I dont like any of your plot changes. Harry is changed into one who fights for the muggle kind and wizard kind so becomes an auror, an act of truly knowing himself and honoring his parents lives, a skill he best of all has learned. Dumbledore is important because thru all trauma he keeps harry grounded showing harrys need for love . Harrys downfall was when he always tried to do it himself which is why love and friendship is,so important. Voldemort on the other hand tries to make himself invulnerable and unreached by others. For the length of time confused in tents shows realisticness and harry says to ron that his expectations were not supposed to be back by christmas all safe and warm. Hermoine knows what is truly important which is beyond staying in school but fighting for their world. This something silently decided as an act of love. & hogwarts was being oppressed. They werent going to cheaply reflect on it with humor when in terror. Harry isnt bloodthirsty. He must destroy a dictator. Thats more important sometimes. Dont forget that voldemort embodied evil itself. Harry showed mercy to draco and snape and his cruel family and to peter pettigrew. Ron also proved himself and became worthy of hermoine by the end. For neville to kill voldemort and harry having a self loathing moment that stops his quest is horrible. And harry is just as traumatized. He dreamt of his mothers screams and saw his parents in mirror of erised and lived to honor them. How can you possibly downplay that? You are missing the emotions and morality of the way h p is set. I cringed. Dont break things into right vs wrong storytelling logic. Its about what speaks to the soul. Harry didnt become bloodthirsty. He no longer feared death. He lived the wisdom dumbledore guided him to for which dumbledore was flawed most

Sarah J said...

It also wouldnt have made any sense for harry to be protected by love from voldemort, marked as his equal or struggling with a part of voldemort inside himself [evil] if he were not to turn this into triumpth. Neville does become important but as the one who leads others while harry seeks the main boss character. There is only one chosen one however you mistakingly said that it best harrys end was not to follow that. Harry didnt ever want to be a hero.
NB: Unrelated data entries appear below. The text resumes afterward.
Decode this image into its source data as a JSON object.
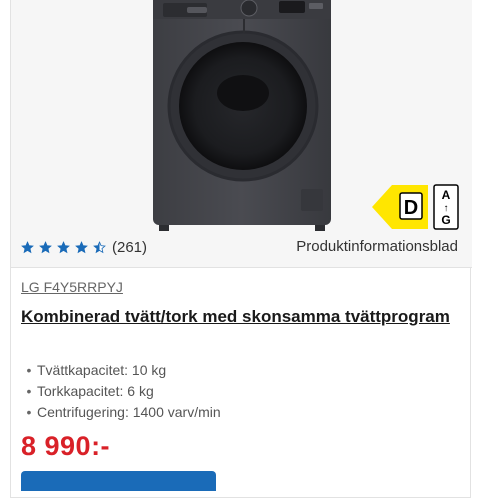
{
  "product": {
    "image_alt": "",
    "rating": {
      "value": 4.5,
      "max": 5,
      "review_count": "(261)"
    },
    "datasheet_link": "Produktinformationsblad",
    "energy_label": {
      "class": "D",
      "scale_top": "A",
      "scale_bottom": "G",
      "color": "#ffe600"
    },
    "model": "LG F4Y5RRPYJ",
    "title": "Kombinerad tvätt/tork med skonsamma tvättprogram",
    "specs": [
      "Tvättkapacitet: 10 kg",
      "Torkkapacitet: 6 kg",
      "Centrifugering: 1400 varv/min"
    ],
    "price": "8 990:-",
    "buy_button_label": ""
  },
  "colors": {
    "price": "#d92128",
    "button": "#1a6bb8",
    "stars": "#1a6bb8"
  }
}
Voldemort fearing the prophecy and powerlessness is what created its fulfillment as he sought harry out. This is a part of voldys weakness. He fears the wrong things thus enables his own downfall. Harry wins as a means to show that his strength was never power but what he believed in. and come on he wasnt an idol. People doubted and betrayed him. He was an outcast figure turned into a resilient hero. To not have such an end would diminish all need of him getting there. He is a flawed hero hotheaded and stubborn. Yet he is chosen to save world because of the love in him. Desire to save what he loved caused him to overcome fear of death. Then he transformed into unstoppable being who overcame death and stopped evil trying to take control of it. Think this storytelling logic no.work? Read the Bible. Its there.

Anonymous said...

How did Harry show mercy to Draco in HBP? I'm a little stumped about that.

Also . . .

Harry transformed into such an active leader in the last book, so it was a shame to watch him regress back to simply being a follower: playing Quidditch, worrying about classes, totally relying on Dumbledore for safety and information. All of the stuff Dumbledore does behind the scenes in this book (figuring how to stop Voledemort) is what Harry should be doing.
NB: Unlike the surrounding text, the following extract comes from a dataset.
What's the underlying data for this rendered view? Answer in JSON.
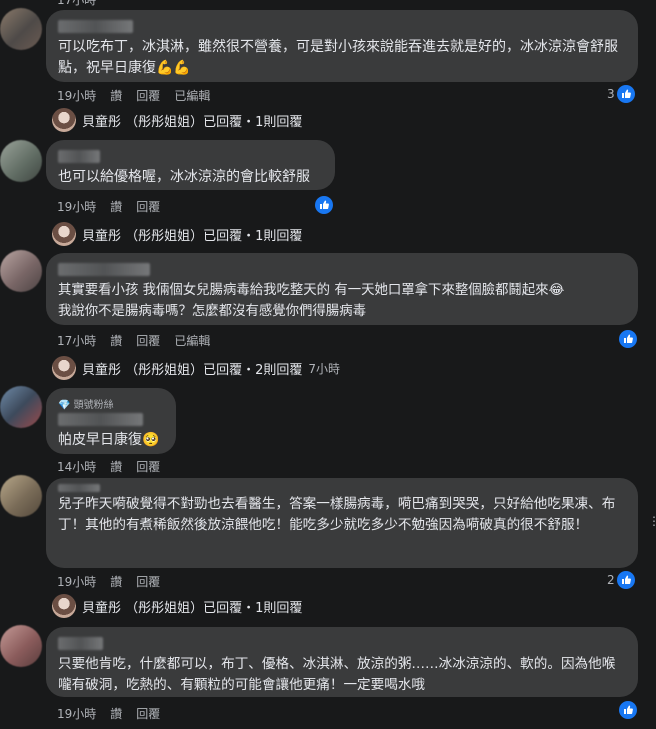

Why should Harry be doing this? How would Harry be able to find the memories of those who had met Voldemort without leaving Hogwarts? How can Harry figure out how to stop Voldemort? He's a sixteen year-old boy who is basically out of his depth. That is why he always seem to win either by sheer luck or with the help of someone else.

In order for Harry to be what you wanted him to be in this book, he would have to be an adult and not an adolescent teenager. Even if his effort to stop Voldemort in OotP nearly ended in disaster, due to his "heroics" and belief that he and his DA friends could stop the guy.

I think you demand too much of Harry.